Как старинные приятельницы, так и новые знакомые Ксантиппы, даже те, которые до сих пор смотрели на нее свысока, мешали ей теперь заниматься делом, осаждая несчастную женщину расспросами и зловещими предсказаниями. По их словам, Сократ то оскорбил народ публичной похвалой образованию, то задел весь город, превознося чужеземные порядки, наконец, — и это предостережение повторялось чаще всего — он богохульствовал, насмехаясь над жрецами. Хотя Ксантиппа значительно утратила свою набожность со времени замужества, однако резкие выходки мужа против религии пугали ее.

Даже сама великолепная Аспазия однажды посетила ее лавку и, без церемонии усевшись на полуоконченную мраморную ступень, рядом с хозяйкой, завела с ней такой разговор, будто бы Ксантиппа была по меньшей мере женою архонта и могла карать или миловать кого ей угодно.

Супруга Лизикла заговорила о том, что Сократ сделался теперь героем дня, и поэтому должен примкнуть к какой-нибудь политической партии, если не хочет в конце концов сесть между двух стульев. Муж Аспазии и красавец Алкивиад — при этом имени куртизанка так дерзко заглянула в глаза Ксантиппы, что та покраснела и принялась торопливо обтирать перепачканную пылью ладонь о мраморную ступеньку; — итак Лизикл с Алкивиадом, предводители благонамеренных патриотов, были бы не прочь помочь Сократу занять высокое положение в государстве, если бы он захотел вступить на политическое поприще. Она — Аспазия — слишком мало разбирается в подобных вещах, но завтра к Ксантиппе зайдет сам Алкивиад и научит, как взяться за дело.

Когда Ксантиппа с тяжелым сердцем вернулась в тот вечер домой, Сократ был вовсе не расположен беседовать с нею. Чем больше людей ежедневно встречал он теперь, тем больше нерешенных вопросов вставало перед ним; поэтому он стал уходить в дальнюю комнату, чтобы предаваться там без помехи своим думам.

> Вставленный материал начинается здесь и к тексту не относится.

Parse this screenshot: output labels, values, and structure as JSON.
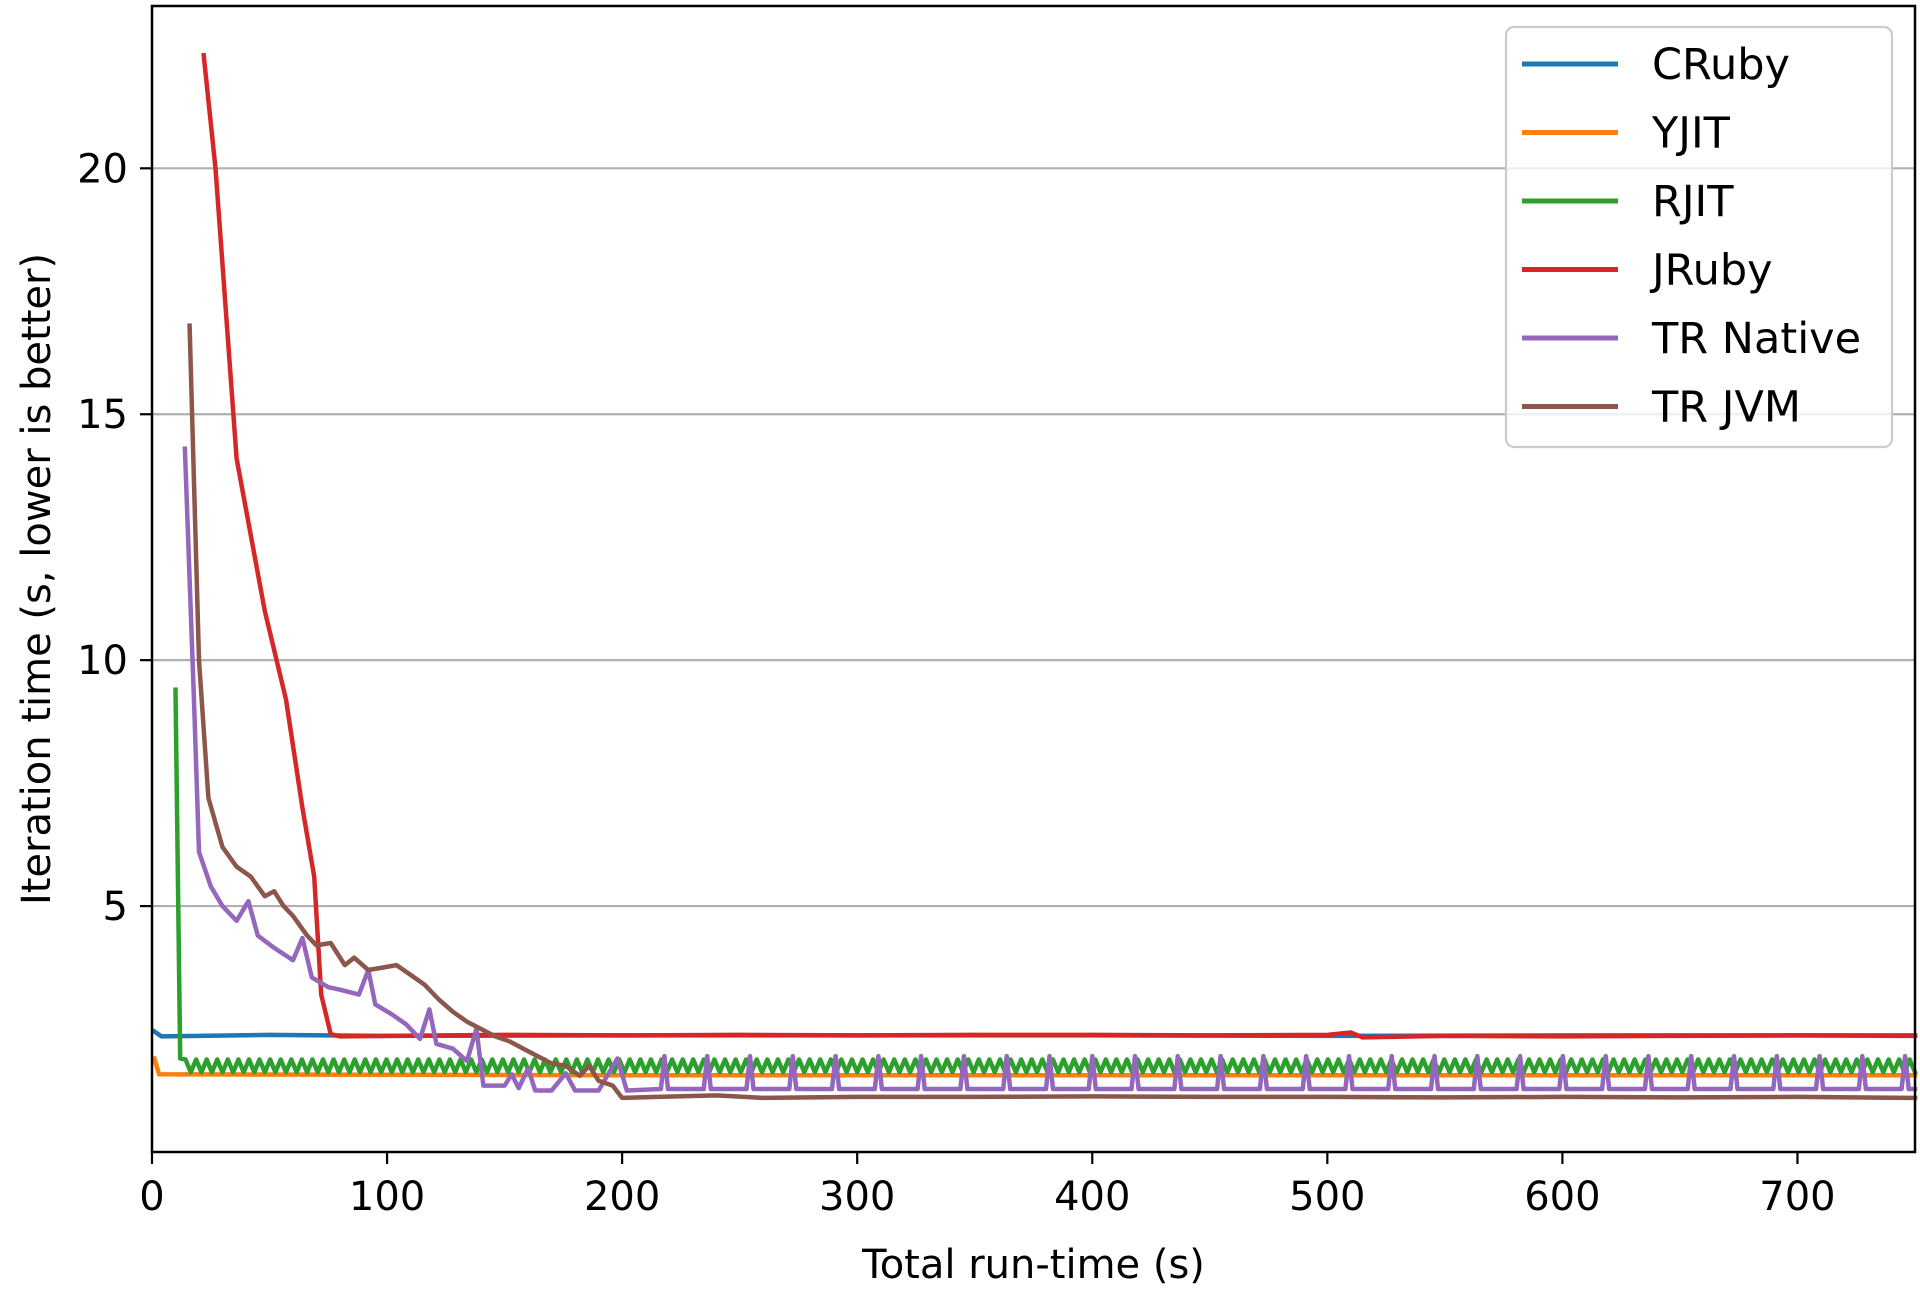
{
  "chart_data": {
    "type": "line",
    "xlabel": "Total run-time (s)",
    "ylabel": "Iteration time (s, lower is better)",
    "xlim": [
      0,
      750
    ],
    "ylim": [
      0,
      23.3
    ],
    "x_ticks": [
      0,
      100,
      200,
      300,
      400,
      500,
      600,
      700
    ],
    "y_ticks": [
      5,
      10,
      15,
      20
    ],
    "grid": "horizontal",
    "legend_position": "top-right",
    "series": [
      {
        "name": "CRuby",
        "color": "#1f77b4",
        "points": [
          [
            1,
            2.45
          ],
          [
            4,
            2.35
          ],
          [
            50,
            2.38
          ],
          [
            100,
            2.36
          ],
          [
            200,
            2.37
          ],
          [
            300,
            2.37
          ],
          [
            400,
            2.37
          ],
          [
            500,
            2.36
          ],
          [
            600,
            2.37
          ],
          [
            700,
            2.37
          ],
          [
            750,
            2.37
          ]
        ]
      },
      {
        "name": "YJIT",
        "color": "#ff7f0e",
        "points": [
          [
            1,
            1.9
          ],
          [
            3,
            1.58
          ],
          [
            100,
            1.57
          ],
          [
            200,
            1.56
          ],
          [
            300,
            1.56
          ],
          [
            400,
            1.56
          ],
          [
            500,
            1.56
          ],
          [
            600,
            1.56
          ],
          [
            700,
            1.56
          ],
          [
            750,
            1.56
          ]
        ]
      },
      {
        "name": "RJIT",
        "color": "#2ca02c",
        "points": [
          [
            10,
            9.4
          ],
          [
            12,
            1.9
          ]
        ],
        "oscillation": {
          "x_start": 12,
          "x_end": 750,
          "period": 4.5,
          "low": 1.62,
          "high": 1.88
        }
      },
      {
        "name": "JRuby",
        "color": "#d62728",
        "points": [
          [
            22,
            22.3
          ],
          [
            27,
            20.0
          ],
          [
            36,
            14.1
          ],
          [
            48,
            11.0
          ],
          [
            57,
            9.2
          ],
          [
            64,
            7.0
          ],
          [
            69,
            5.6
          ],
          [
            72,
            3.2
          ],
          [
            76,
            2.4
          ],
          [
            80,
            2.35
          ],
          [
            100,
            2.36
          ],
          [
            150,
            2.38
          ],
          [
            200,
            2.37
          ],
          [
            250,
            2.38
          ],
          [
            300,
            2.37
          ],
          [
            350,
            2.38
          ],
          [
            400,
            2.38
          ],
          [
            450,
            2.37
          ],
          [
            500,
            2.38
          ],
          [
            510,
            2.43
          ],
          [
            515,
            2.33
          ],
          [
            550,
            2.36
          ],
          [
            600,
            2.35
          ],
          [
            650,
            2.36
          ],
          [
            700,
            2.37
          ],
          [
            750,
            2.36
          ]
        ]
      },
      {
        "name": "TR Native",
        "color": "#9467bd",
        "points": [
          [
            14,
            14.3
          ],
          [
            18,
            9.0
          ],
          [
            20,
            6.1
          ],
          [
            25,
            5.4
          ],
          [
            30,
            5.0
          ],
          [
            36,
            4.7
          ],
          [
            41,
            5.1
          ],
          [
            45,
            4.4
          ],
          [
            52,
            4.15
          ],
          [
            60,
            3.9
          ],
          [
            64,
            4.35
          ],
          [
            68,
            3.55
          ],
          [
            75,
            3.35
          ],
          [
            80,
            3.3
          ],
          [
            88,
            3.2
          ],
          [
            92,
            3.7
          ],
          [
            95,
            3.0
          ],
          [
            102,
            2.8
          ],
          [
            108,
            2.6
          ],
          [
            114,
            2.3
          ],
          [
            118,
            2.9
          ],
          [
            121,
            2.2
          ],
          [
            128,
            2.1
          ],
          [
            134,
            1.85
          ],
          [
            138,
            2.5
          ],
          [
            141,
            1.35
          ],
          [
            150,
            1.35
          ],
          [
            153,
            1.58
          ],
          [
            156,
            1.3
          ],
          [
            160,
            1.7
          ],
          [
            163,
            1.25
          ],
          [
            170,
            1.25
          ],
          [
            176,
            1.6
          ],
          [
            180,
            1.25
          ],
          [
            190,
            1.25
          ],
          [
            198,
            1.9
          ],
          [
            202,
            1.25
          ],
          [
            750,
            1.25
          ]
        ],
        "spikes": {
          "x_start": 218,
          "x_end": 750,
          "period": 18.2,
          "base": 1.28,
          "peak": 1.95
        }
      },
      {
        "name": "TR JVM",
        "color": "#8c564b",
        "points": [
          [
            16,
            16.8
          ],
          [
            20,
            10.0
          ],
          [
            24,
            7.2
          ],
          [
            30,
            6.2
          ],
          [
            36,
            5.8
          ],
          [
            42,
            5.6
          ],
          [
            48,
            5.2
          ],
          [
            52,
            5.3
          ],
          [
            56,
            5.0
          ],
          [
            60,
            4.8
          ],
          [
            66,
            4.4
          ],
          [
            70,
            4.2
          ],
          [
            76,
            4.25
          ],
          [
            82,
            3.8
          ],
          [
            86,
            3.95
          ],
          [
            92,
            3.7
          ],
          [
            98,
            3.75
          ],
          [
            104,
            3.8
          ],
          [
            110,
            3.6
          ],
          [
            116,
            3.4
          ],
          [
            122,
            3.1
          ],
          [
            128,
            2.85
          ],
          [
            134,
            2.65
          ],
          [
            140,
            2.5
          ],
          [
            146,
            2.35
          ],
          [
            152,
            2.25
          ],
          [
            158,
            2.1
          ],
          [
            164,
            1.95
          ],
          [
            170,
            1.8
          ],
          [
            176,
            1.75
          ],
          [
            182,
            1.55
          ],
          [
            186,
            1.75
          ],
          [
            190,
            1.45
          ],
          [
            196,
            1.35
          ],
          [
            200,
            1.1
          ],
          [
            215,
            1.12
          ],
          [
            240,
            1.15
          ],
          [
            260,
            1.1
          ],
          [
            300,
            1.12
          ],
          [
            350,
            1.12
          ],
          [
            400,
            1.13
          ],
          [
            450,
            1.12
          ],
          [
            500,
            1.12
          ],
          [
            550,
            1.11
          ],
          [
            600,
            1.12
          ],
          [
            650,
            1.11
          ],
          [
            700,
            1.12
          ],
          [
            750,
            1.1
          ]
        ]
      }
    ]
  }
}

Нередко случалось, что ни запах кушанья, приготовленного на ужин, ни зов жены не могли вызвать его оттуда. На следующее утро Ксантиппа, которой было неприятно посредничество Алкивиада, опять-таки напрасно пыталась исполнить поручение Аспазии. Сократ позвал к себе служанку и расспрашивал ее о том, как курица высиживает цыплят. Этот вопрос до того поглотил философа, что он, по обыкновению, сделался глух ко всему остальному. Наконец жена сердито крикнула ему:

— Заработай прежде столько, чтобы купить себе хоть одно яйцо, а потом уже раздумывай, что из него может выйти.

И она в самом дурном расположении духа отправилась в предместье, где находилась ее лавочка.

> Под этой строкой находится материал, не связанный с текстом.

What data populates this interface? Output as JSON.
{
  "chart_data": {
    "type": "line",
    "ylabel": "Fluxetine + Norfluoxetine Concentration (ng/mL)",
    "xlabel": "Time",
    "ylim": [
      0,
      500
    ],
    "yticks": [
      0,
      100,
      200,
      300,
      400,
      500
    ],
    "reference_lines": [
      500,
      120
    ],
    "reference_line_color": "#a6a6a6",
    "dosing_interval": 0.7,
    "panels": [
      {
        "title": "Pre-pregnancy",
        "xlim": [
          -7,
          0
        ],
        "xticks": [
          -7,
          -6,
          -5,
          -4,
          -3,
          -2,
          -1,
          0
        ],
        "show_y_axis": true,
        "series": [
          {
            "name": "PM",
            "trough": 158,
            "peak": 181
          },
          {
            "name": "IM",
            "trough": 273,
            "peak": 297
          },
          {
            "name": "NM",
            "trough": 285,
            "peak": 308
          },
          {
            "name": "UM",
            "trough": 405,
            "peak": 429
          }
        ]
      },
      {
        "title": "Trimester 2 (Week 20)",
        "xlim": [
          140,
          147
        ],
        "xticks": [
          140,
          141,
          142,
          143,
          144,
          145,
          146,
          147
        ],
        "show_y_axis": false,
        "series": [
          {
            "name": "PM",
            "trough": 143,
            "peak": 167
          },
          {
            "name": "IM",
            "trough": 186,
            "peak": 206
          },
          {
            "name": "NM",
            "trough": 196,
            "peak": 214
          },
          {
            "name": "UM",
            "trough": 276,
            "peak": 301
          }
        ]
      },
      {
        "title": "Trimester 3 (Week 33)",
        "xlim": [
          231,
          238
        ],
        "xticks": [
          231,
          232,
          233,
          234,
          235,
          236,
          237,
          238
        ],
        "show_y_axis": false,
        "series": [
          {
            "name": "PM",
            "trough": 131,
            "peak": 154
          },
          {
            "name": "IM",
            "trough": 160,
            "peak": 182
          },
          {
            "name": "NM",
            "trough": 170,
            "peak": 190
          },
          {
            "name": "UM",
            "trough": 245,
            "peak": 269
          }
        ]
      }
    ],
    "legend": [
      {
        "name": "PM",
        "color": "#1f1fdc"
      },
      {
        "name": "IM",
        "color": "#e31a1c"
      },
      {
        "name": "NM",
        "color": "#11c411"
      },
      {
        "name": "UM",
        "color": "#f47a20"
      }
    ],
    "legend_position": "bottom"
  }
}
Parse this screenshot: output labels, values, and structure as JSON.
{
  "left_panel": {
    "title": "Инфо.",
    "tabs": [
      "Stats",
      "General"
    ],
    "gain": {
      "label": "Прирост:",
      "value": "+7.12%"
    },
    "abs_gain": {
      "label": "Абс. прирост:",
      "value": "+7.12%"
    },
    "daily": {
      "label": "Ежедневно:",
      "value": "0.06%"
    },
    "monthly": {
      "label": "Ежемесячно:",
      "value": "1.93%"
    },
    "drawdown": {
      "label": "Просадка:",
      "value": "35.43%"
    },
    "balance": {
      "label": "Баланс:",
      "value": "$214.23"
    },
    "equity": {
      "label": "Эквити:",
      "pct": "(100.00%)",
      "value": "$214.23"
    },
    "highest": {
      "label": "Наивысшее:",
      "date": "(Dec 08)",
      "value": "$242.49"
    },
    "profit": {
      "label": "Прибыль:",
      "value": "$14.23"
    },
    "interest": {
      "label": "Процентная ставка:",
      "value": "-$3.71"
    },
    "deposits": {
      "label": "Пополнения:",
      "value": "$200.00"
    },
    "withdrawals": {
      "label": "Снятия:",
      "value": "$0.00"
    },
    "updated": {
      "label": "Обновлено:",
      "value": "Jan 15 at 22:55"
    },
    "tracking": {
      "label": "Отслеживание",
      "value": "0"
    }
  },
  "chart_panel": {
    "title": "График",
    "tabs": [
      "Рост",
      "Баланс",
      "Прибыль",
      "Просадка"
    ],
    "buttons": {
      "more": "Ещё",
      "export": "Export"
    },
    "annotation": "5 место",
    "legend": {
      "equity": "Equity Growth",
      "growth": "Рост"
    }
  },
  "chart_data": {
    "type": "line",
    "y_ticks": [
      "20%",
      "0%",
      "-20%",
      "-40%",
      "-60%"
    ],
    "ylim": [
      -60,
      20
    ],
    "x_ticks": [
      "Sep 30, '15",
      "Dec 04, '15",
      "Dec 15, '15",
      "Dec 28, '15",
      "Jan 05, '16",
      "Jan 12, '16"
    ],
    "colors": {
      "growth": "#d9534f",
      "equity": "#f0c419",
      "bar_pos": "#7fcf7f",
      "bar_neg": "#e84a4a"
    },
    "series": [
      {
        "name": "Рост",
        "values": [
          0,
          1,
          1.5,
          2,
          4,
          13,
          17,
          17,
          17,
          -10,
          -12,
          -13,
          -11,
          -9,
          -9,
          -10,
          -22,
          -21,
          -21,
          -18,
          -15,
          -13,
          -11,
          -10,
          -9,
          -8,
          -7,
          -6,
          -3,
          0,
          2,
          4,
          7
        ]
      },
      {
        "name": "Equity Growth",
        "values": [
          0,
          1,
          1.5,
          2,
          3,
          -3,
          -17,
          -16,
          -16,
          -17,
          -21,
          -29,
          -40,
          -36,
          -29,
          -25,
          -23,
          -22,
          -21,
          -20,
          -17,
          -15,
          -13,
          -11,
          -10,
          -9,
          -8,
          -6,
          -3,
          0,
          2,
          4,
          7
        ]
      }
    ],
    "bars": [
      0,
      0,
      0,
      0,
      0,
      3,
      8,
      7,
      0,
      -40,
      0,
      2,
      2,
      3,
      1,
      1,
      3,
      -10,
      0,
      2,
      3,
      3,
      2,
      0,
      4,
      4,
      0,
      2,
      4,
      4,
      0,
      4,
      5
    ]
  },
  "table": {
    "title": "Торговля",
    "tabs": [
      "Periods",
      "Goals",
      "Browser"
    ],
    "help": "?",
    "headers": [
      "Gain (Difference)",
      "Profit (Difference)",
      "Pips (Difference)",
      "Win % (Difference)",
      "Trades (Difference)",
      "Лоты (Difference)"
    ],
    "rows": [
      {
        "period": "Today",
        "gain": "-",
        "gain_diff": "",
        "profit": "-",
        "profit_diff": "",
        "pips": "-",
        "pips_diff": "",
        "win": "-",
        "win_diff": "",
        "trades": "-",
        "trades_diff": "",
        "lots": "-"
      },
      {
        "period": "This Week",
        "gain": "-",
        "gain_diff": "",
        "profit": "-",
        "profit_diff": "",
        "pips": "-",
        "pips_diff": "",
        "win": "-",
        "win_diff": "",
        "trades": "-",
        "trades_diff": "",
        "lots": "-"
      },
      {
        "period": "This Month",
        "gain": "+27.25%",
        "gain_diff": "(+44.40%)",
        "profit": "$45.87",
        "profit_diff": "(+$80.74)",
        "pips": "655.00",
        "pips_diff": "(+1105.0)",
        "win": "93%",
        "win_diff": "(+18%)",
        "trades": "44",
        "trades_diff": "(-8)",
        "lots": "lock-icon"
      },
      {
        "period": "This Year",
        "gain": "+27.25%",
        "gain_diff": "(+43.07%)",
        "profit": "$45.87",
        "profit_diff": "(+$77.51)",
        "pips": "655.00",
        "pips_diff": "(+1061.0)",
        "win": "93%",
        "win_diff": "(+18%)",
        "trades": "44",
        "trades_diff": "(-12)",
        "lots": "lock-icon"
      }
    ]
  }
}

Алкивиад был уже тут и болтал о чем-то с одним из рабочих; сосед-каменотес с любопытством посматривал через забор на знаменитого человека. Увидав Ксантиппу, он развязно пошел к ней навстречу. Она в замешательстве провела его в сарайчик, где обыкновенно заключались сделки с покупателями и заказчиками, и предложила посетителю единственный табурет. Но Алкивиад с почтительным поклоном уступил его хозяйке, а сам, весело смеясь, сел на кусок мрамора. Болтая ногами и счищая ладонью приставшую к его платью пыль, он сказал ей, что она стала еще прекраснее и пленительнее.

Покраснев до ушей, Ксантиппа попросила его говорить о деле. Алкивиад, точно избалованный актер, слегка прикрыл ладонью рот, как будто подавляя зевоту, и произнес:

— Ах, да, дела! Они мне надоели до смерти!

Потом, не спуская своих сиявших счастьем, глаз с лица молодой женщины, он принялся развивать перед ней программу своей политики. Бедная Ксантиппа с трудом понимала его. Продолжительное перемирие, по словам Алкивиада, обещало скоро подойти к концу. На этот раз афинское ’войско под его предводительством станет сражаться за преобладание Афин во всей Элладе. Славная столица Аттики должна вернуть свое прежнее господство. Но было бы глупо рисковать жизнью ради выгод среднего сословия и афинского плебса. Нет, блестящая победа должна привести совсем к иному результату: афинскую демократию нужно укротить при помощи религии, а аристократии вернуть ее прежнее привилегированное положение.

— Отправляясь в поход, моя дорогая Ксантиппа, — заключил Алкивиад, — я не оставлю здесь ни единого человека, на которого могу положиться; несколько влюбленных женщин, конечно, не идут в счет. Кроме того, независимо от предстоящего отъезда, мне необходимо посоветоваться с моим мудрым наставником и попросить его поддержки. Ему, право, следует перейти на мою сторону! Теперь он сделался силой и мог бы даже быть нам опасен, если бы сознавал свое могущество. Мне никак не обойтись без него! Пускай почтенный Сократ смеется над моим честолюбием сколько ему угодно, только бы он не отказался способствовать моим планам. Без поддержки Сократа, я буду зависим от малейшей прихоти черни. Нет, он должен ко мне примкнуть.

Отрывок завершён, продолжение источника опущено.